A significant fraction of familial breast cancer cases is caused by mutations in the BRCA2 gene. A number of different models for the function of the Brca2 protein have been proposed. Recent genetic studies in mice and cell lines combined with studies of the Brca2 protein provided compelling evidence for a role in recombinational DNA repair of DSBs. DNA repair is a pivotal cellular process ensuring the integrity of the genome by processing DNA damage and restoring the original DNA sequence. DNA repair defects in humans are known to predispose to cancer, as shown in a variety of cancer susceptibility syndromes that affect a variety of different tissues, including the skin and the colon (xeroderma pigmentosum, HNPCC, ataxia telangiectasia, Bloom’s and Cockayne’s syndrome). The specificity of BRCA2 in causing breast (and ovarian) tumors may be a consequence of tissue-specific differences in the type and extent of the DNA damage that arises in these tissues.
The function of Brca2 protein is tightly intertwined with the central recombinational repair protein Rad51. Both proteins interact directly, and this interaction is started to be understood at atomic detail. However, the exact molecular function of Brca2 during Rad51-mediated recombinational DNA repair remains unclear. Rad51 protein is regulated by another crucial protein of HR, Rad54. The molecular functions of the Rad51 and Rad54 proteins are much better understood and can be reconstituted in cell free systems. Such systems are crucial for future drug development.

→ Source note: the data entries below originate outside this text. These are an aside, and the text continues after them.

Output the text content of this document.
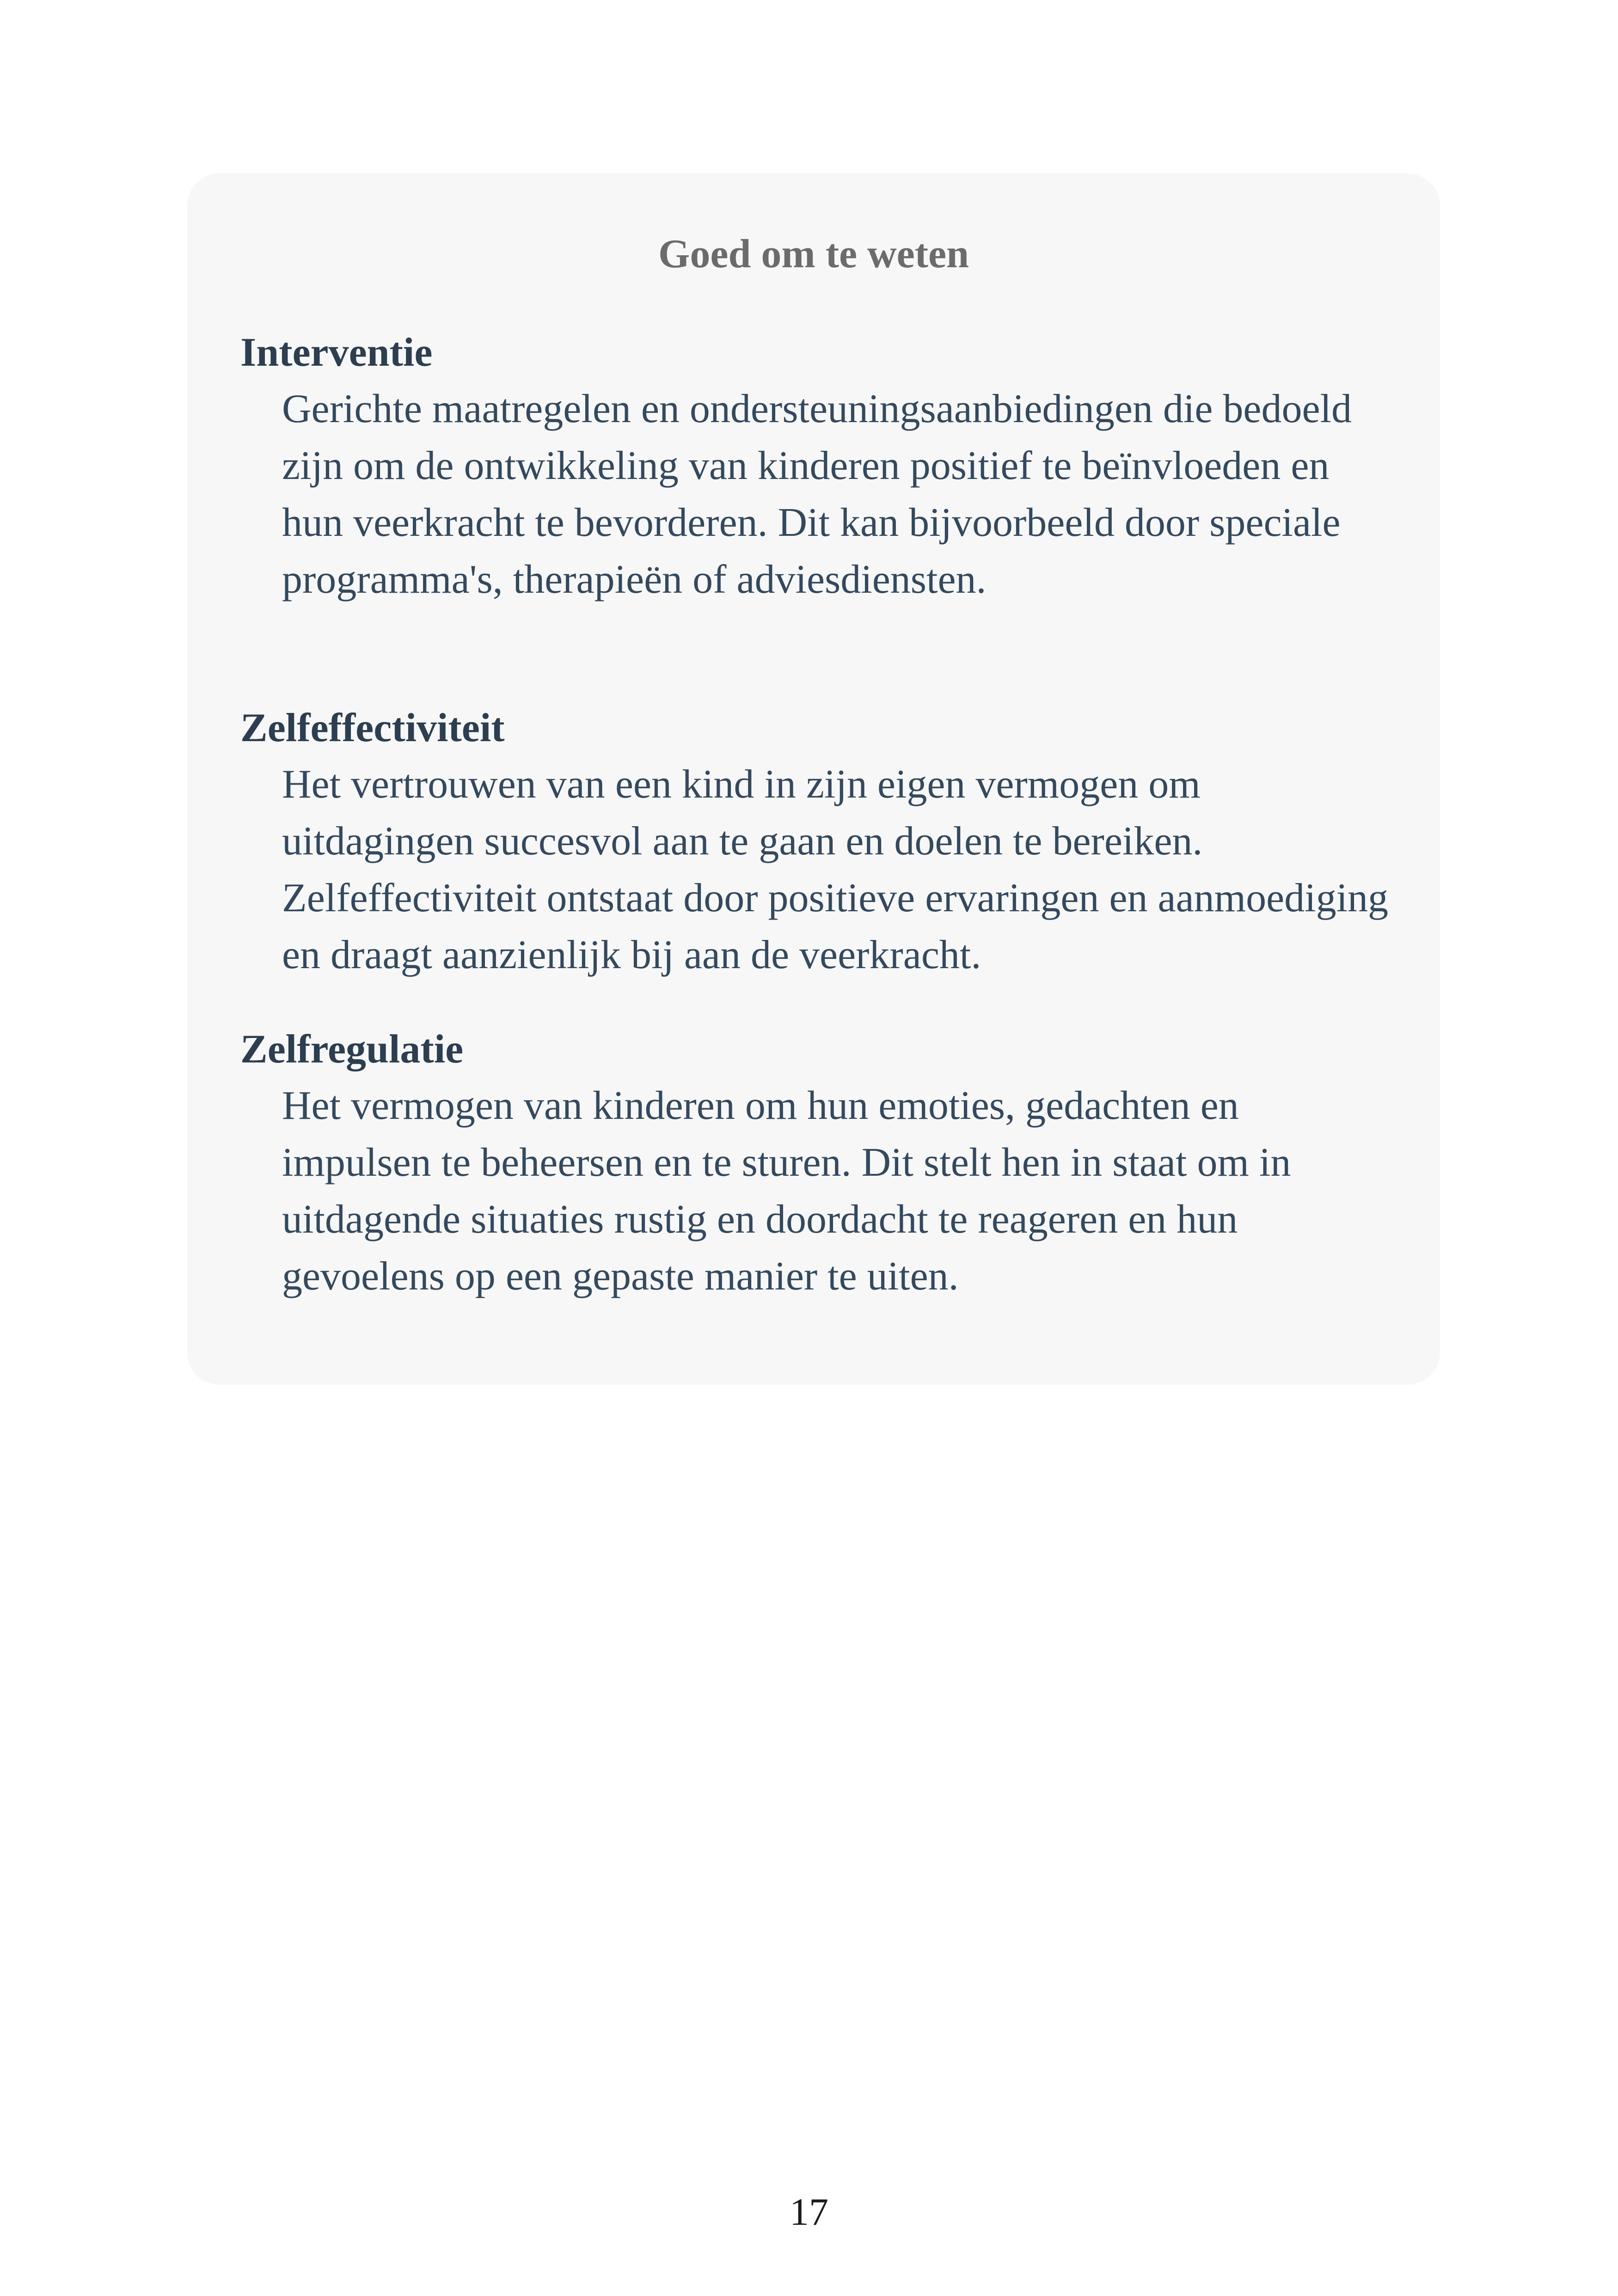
Goed om te weten
Interventie

Gerichte maatregelen en ondersteuningsaanbiedingen die bedoeld zijn om de ontwikkeling van kinderen positief te beïnvloeden en hun veerkracht te bevorderen. Dit kan bijvoorbeeld door speciale programma's, therapieën of adviesdiensten.

Zelfeffectiviteit

Het vertrouwen van een kind in zijn eigen vermogen om uitdagingen succesvol aan te gaan en doelen te bereiken. Zelfeffectiviteit ontstaat door positieve ervaringen en aanmoediging en draagt aanzienlijk bij aan de veerkracht.

Zelfregulatie

Het vermogen van kinderen om hun emoties, gedachten en impulsen te beheersen en te sturen. Dit stelt hen in staat om in uitdagende situaties rustig en doordacht te reageren en hun gevoelens op een gepaste manier te uiten.

17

On the basis of structural information, we hypothesize that the Brca2 and Rad54 proteins compete for the same, shared protein interaction surface on Rad51. This suggests that the interaction of both with Rad51 might be mutually exclusive. Our objective is to understand the interaction between Rad51, Rad54, and Brca2 employing biochemical, molecular, and structural methods. The expected results will provide a more defined view on what the specific function of Brca2 is during recombination. Cancer relevant Brca2 mutations are found in its Rad51 interaction surface and our studies may provide insights into the molecular defect of such mutants. Moreover, protein interaction surfaces are large and provide potential drug targets to modulate the interaction, and hence function, of proteins. Our work aims at identifying such interfaces and demonstrating their importance for the functioning of recombinational DNA repair.